2004年のニューヨーク進出以来、「最も有望なギタリストの一人」と評されてきたヘクセルマン。2005年のギブソン・モントルー国際ギターコンペティション優勝、2017年のダウンビート誌批評家投票ライジング・スター(ギター部門)第1位(公式バイオによれば2022年にも同部門で1位)と、実績も折り紙付きです。共演歴もアリ・ホーニグ、マーク・ターナー、クリス・ポッター、ジョン・スコフィールド、エスペランサ・スポルディングと幅広く、シーンからの信頼の厚さがうかがえます。

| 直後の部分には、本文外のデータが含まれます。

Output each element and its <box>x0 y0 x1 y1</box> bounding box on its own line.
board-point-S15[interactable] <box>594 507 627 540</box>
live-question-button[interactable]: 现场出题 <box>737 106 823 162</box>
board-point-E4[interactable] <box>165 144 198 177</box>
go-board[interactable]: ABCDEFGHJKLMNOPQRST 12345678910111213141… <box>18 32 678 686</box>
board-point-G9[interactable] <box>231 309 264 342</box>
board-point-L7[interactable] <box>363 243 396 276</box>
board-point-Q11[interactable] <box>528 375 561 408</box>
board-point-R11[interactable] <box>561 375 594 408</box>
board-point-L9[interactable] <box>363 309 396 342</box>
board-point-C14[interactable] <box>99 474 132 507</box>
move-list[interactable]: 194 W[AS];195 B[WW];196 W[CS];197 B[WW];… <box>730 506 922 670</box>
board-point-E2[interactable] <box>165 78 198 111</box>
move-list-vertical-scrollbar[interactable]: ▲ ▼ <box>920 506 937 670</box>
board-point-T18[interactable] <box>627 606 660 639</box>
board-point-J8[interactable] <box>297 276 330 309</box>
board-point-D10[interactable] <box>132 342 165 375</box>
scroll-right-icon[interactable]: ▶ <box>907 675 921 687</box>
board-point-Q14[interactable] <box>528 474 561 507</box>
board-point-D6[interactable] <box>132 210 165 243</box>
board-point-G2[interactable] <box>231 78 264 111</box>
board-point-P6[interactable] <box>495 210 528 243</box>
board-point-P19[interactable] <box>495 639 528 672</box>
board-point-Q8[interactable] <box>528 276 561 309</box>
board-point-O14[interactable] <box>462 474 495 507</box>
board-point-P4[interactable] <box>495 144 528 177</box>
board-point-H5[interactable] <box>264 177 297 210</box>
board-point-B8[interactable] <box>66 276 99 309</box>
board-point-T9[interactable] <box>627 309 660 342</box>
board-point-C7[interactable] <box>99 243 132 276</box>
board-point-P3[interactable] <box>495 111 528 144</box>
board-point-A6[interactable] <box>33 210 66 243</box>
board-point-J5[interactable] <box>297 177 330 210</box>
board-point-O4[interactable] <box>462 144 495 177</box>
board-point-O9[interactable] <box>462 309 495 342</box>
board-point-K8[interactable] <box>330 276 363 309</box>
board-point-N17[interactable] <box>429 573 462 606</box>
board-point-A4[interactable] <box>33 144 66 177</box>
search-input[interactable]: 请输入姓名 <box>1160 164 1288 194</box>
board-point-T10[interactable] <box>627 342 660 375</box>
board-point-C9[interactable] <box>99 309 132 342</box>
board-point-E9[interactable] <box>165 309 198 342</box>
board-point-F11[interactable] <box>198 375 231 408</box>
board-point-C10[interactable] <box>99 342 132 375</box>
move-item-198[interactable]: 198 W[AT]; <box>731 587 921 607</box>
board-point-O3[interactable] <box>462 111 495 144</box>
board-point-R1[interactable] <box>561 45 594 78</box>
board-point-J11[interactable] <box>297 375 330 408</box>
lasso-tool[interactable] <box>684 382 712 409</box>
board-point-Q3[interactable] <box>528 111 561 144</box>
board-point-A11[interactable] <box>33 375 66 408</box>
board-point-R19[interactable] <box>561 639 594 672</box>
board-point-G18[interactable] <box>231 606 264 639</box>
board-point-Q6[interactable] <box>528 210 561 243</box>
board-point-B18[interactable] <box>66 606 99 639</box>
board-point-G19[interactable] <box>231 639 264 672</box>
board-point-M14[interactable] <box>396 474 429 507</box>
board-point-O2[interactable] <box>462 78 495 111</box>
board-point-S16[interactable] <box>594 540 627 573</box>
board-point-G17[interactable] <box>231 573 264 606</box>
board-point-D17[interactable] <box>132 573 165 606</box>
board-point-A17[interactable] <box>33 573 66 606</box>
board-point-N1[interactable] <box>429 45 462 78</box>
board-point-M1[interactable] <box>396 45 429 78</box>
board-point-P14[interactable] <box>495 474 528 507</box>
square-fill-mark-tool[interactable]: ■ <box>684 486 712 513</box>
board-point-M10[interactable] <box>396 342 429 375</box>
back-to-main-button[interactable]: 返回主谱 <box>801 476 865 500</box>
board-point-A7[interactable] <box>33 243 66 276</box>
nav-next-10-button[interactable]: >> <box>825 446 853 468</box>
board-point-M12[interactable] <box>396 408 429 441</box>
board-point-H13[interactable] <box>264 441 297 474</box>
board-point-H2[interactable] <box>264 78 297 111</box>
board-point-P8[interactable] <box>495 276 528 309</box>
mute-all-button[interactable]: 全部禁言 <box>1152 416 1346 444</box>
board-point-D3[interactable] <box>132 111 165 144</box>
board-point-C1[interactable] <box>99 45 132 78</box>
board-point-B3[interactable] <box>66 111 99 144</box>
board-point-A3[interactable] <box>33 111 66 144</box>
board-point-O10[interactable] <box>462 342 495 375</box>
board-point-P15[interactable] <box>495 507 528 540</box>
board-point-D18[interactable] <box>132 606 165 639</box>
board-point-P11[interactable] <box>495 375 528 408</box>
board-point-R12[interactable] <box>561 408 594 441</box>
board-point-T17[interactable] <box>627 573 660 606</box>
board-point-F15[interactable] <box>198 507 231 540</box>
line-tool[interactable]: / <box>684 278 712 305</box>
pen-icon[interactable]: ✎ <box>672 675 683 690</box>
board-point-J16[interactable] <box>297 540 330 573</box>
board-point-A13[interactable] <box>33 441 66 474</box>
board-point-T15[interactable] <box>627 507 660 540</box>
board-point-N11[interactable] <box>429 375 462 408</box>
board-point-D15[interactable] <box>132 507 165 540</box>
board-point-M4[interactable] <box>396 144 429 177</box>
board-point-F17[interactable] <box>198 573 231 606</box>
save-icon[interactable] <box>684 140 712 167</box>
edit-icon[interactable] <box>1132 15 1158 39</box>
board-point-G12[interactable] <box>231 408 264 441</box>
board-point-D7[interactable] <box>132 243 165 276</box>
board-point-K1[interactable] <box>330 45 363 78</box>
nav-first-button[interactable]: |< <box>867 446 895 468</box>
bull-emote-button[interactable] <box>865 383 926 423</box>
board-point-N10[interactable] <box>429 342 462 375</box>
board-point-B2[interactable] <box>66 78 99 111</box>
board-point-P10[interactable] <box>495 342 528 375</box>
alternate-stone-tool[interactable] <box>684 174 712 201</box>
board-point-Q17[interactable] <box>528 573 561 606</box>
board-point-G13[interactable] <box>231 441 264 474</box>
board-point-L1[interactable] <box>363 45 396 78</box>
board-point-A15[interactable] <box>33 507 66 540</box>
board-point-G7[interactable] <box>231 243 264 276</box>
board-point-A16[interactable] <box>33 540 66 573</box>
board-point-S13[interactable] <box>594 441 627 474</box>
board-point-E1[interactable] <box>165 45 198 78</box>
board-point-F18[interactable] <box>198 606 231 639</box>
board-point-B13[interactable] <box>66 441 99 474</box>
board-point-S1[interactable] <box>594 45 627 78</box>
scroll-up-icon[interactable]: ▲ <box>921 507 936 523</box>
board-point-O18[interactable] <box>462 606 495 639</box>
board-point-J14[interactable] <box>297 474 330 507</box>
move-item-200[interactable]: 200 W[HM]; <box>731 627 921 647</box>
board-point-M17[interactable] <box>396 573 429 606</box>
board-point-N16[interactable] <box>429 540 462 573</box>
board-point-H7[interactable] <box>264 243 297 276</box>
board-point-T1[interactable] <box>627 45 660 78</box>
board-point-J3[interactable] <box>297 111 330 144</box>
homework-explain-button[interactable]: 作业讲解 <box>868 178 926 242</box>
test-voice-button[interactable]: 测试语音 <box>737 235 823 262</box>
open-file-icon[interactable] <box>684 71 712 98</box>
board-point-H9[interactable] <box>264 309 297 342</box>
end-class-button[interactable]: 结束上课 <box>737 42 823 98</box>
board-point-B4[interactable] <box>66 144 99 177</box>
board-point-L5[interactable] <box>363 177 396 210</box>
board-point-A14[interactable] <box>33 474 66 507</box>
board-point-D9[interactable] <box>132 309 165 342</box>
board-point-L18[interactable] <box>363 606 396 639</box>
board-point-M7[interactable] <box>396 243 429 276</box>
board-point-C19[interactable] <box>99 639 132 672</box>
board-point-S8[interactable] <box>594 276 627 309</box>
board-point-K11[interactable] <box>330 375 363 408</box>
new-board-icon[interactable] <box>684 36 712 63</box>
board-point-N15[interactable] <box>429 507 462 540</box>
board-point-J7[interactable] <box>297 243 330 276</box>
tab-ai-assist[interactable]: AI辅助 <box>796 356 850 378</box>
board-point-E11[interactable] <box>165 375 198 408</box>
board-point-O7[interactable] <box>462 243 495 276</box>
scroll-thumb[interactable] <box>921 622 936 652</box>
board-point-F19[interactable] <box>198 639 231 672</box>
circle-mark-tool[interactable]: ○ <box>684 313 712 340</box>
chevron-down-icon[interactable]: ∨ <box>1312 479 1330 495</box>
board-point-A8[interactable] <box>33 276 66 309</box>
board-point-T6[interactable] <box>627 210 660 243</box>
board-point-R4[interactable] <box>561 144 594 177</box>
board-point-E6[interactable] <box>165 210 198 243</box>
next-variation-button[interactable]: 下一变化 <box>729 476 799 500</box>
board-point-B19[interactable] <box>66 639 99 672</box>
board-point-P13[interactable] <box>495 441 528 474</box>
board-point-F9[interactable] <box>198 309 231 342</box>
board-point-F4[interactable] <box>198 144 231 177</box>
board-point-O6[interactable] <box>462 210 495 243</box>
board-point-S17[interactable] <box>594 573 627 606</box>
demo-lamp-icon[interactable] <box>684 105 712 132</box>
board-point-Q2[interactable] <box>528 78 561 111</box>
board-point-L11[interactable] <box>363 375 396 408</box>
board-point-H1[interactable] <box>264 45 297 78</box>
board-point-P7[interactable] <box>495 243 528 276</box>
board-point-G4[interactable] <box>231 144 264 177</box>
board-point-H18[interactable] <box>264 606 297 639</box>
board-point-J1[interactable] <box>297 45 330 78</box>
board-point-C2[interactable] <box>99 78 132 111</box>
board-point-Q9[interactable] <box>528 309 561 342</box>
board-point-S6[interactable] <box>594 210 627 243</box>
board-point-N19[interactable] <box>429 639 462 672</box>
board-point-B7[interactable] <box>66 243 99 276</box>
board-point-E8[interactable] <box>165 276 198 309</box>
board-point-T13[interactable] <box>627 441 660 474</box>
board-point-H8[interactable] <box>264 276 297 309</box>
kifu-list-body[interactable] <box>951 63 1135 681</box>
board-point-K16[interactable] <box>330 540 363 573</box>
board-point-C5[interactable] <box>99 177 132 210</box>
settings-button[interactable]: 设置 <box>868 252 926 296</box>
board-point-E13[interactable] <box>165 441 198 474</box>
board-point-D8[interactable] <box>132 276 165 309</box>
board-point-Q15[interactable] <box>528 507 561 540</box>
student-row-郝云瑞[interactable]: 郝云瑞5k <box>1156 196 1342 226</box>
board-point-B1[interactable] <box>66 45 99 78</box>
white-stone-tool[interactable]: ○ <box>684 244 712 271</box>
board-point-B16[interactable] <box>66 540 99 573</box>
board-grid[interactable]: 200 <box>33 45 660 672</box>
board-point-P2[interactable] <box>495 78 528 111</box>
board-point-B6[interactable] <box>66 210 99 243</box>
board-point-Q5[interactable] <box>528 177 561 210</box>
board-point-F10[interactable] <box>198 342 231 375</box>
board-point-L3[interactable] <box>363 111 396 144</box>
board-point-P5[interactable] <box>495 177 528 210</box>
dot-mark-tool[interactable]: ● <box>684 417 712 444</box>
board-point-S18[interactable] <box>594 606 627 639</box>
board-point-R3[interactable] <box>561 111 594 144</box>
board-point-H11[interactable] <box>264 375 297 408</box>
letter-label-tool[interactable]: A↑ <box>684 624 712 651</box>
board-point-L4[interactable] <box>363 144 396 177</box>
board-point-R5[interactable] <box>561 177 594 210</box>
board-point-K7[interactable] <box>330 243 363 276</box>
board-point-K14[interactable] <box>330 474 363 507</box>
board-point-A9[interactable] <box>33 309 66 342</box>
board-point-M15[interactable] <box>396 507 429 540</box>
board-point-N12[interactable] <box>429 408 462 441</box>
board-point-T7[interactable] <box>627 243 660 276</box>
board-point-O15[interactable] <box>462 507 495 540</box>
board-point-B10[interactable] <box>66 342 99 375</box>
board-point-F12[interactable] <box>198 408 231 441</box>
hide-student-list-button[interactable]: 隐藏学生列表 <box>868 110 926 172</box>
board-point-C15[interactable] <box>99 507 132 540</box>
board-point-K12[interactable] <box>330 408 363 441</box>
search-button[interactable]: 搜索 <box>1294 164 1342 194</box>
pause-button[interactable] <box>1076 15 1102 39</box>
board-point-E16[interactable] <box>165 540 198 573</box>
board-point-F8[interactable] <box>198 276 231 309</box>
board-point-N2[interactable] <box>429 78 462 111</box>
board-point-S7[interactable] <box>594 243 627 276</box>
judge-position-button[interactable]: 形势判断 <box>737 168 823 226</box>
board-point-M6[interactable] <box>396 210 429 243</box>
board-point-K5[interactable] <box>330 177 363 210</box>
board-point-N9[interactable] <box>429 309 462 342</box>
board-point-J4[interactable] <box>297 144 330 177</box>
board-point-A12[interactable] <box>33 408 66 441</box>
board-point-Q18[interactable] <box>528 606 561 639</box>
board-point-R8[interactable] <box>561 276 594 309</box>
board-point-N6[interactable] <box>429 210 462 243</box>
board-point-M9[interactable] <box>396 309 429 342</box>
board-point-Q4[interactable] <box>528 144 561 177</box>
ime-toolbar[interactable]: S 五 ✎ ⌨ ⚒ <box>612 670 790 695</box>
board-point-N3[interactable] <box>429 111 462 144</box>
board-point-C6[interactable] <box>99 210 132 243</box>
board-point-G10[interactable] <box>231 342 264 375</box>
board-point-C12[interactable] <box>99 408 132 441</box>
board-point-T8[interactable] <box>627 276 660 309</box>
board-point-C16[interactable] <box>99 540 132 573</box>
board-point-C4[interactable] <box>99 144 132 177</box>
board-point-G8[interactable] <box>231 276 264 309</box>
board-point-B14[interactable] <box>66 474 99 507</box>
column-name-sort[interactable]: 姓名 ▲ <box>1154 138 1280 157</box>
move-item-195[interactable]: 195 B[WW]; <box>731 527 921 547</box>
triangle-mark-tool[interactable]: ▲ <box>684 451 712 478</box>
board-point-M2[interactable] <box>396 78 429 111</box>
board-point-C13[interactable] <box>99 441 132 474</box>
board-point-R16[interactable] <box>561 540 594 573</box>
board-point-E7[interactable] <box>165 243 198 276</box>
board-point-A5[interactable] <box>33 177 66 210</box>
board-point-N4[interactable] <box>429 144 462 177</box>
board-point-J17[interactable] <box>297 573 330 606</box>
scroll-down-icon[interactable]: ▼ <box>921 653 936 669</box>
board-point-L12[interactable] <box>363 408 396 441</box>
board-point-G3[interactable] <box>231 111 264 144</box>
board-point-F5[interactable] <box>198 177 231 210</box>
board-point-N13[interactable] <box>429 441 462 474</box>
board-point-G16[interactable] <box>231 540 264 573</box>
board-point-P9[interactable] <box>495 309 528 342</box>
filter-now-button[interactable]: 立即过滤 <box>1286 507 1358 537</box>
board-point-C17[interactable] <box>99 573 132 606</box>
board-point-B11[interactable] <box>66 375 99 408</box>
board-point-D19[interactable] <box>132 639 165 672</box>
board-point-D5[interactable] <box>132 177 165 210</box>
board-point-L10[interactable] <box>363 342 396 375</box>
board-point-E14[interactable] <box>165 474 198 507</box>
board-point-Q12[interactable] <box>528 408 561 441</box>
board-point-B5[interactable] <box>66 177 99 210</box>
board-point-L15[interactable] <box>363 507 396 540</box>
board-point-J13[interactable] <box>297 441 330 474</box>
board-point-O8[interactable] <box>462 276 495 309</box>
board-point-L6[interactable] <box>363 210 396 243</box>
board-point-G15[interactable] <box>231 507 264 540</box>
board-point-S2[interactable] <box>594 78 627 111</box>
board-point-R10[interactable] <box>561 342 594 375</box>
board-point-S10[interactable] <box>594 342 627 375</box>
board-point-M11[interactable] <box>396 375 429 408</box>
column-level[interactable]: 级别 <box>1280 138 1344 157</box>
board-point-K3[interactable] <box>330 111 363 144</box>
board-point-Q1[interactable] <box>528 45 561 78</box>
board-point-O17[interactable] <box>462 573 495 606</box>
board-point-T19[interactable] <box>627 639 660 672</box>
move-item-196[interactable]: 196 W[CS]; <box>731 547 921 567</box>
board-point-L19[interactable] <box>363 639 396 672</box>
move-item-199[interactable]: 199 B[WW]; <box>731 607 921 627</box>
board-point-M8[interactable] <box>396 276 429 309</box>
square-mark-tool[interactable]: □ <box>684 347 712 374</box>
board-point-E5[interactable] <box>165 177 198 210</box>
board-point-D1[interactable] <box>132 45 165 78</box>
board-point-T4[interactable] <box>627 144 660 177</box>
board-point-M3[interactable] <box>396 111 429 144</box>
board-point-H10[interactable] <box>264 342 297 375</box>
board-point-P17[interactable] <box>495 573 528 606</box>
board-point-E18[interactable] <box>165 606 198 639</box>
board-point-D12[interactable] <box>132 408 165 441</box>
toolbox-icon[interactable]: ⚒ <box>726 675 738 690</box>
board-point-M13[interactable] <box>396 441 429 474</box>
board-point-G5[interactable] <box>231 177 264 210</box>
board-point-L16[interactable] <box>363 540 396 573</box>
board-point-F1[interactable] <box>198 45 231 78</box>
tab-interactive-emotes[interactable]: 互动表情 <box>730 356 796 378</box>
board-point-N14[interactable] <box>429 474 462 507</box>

浮遊感のあるトーンと歌心、そしてテクノロジーを恐れない音作りによって、パット・メセニー以降のモダンジャズギター像を更新した存在と位置づけられており、カート・ローゼンウィンケルやジュリアン・ラージとともに、現代ジャズギターを語るうえで欠かせない名前になっています。

まとめ

クラシックピアノで音楽を始め、モントルーの国際コンペ優勝を足がかりにニューヨークで頭角を現したギラッド・ヘクセルマン。歌うようなトーンと、ジャンルを越えていく好奇心は、キャリアを重ねた現在も進化を続けています。入門には代表作『Far Star』が最適。透明なギターの音色に乗って、「遠い星」への音の旅を体験してみてください。